For us, it did not make sense to build such tools on our own. We wanted to stay laser-focused on building the best auto-detection solutions for the security screening market. All the functionalities listed above are what a best-of-breed MLOps solution should deliver in our opinion. However, most often, the functionalities are only to be found in several individual solutions that need to be integrated together.

This is why we chose ClearML Enterprise as the toolchain of choice for us. It provides all of the functionality in a single, highly-integrated toolchain. It is also very easy to build specialized pipelines on top of, and to connect it to the rest of your research or production environment.

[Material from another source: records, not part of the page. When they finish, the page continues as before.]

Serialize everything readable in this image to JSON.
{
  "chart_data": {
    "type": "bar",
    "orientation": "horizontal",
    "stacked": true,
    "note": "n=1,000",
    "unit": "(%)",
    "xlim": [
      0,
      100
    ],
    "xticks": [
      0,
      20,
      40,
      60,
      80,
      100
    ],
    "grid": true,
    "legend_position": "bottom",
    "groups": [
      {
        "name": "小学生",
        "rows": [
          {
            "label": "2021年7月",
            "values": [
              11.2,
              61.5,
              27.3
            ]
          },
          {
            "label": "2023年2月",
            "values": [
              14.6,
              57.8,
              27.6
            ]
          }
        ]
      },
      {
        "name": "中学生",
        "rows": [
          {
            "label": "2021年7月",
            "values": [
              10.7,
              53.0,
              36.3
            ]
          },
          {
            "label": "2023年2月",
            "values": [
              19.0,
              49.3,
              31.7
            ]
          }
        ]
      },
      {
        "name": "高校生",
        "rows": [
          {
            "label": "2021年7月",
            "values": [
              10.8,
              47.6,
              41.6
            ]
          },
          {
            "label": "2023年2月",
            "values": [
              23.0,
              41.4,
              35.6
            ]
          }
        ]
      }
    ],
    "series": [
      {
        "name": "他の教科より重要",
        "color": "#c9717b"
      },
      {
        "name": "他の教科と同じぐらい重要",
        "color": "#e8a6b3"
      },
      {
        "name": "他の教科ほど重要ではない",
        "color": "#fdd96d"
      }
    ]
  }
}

Moreover, what was invaluable for our work was the ability to modify and add data on-the-fly within ClearML. In ClearML, data management is highly integrated to experiment management, so once a data collection engineer uploads a new dataset version, we are able to immediately track results and see its effect in real-time. As one simple example, it enables us to discover mislabeling issues and verify the fix very quickly.
You can read more about why and how we use ClearML (f.k.a. Allegro Trains) in this blog post.

The bottom line

In this blog post, we explored a data creation method that is the opposite of traditional methods – building your test-set first, then deriving the train-set from it. We explain why for companies doing deep learning, it is a great method to deal with the data acquisition costs. This methodology of focusing on the test-set first also helps data science organizations get a more intimate understanding of the nature of their data “in the wild.” This leads to the creation of higher-quality datasets (both train-set and test-set) that ultimately lead to higher performing models at lower costs, which is the end target of any such undertaking.

It is also important to note that, while doable, managing the entire data lifecycle on your own brings a new layer of significant complexity and one should seriously consider purpose-built tool(s) for the task.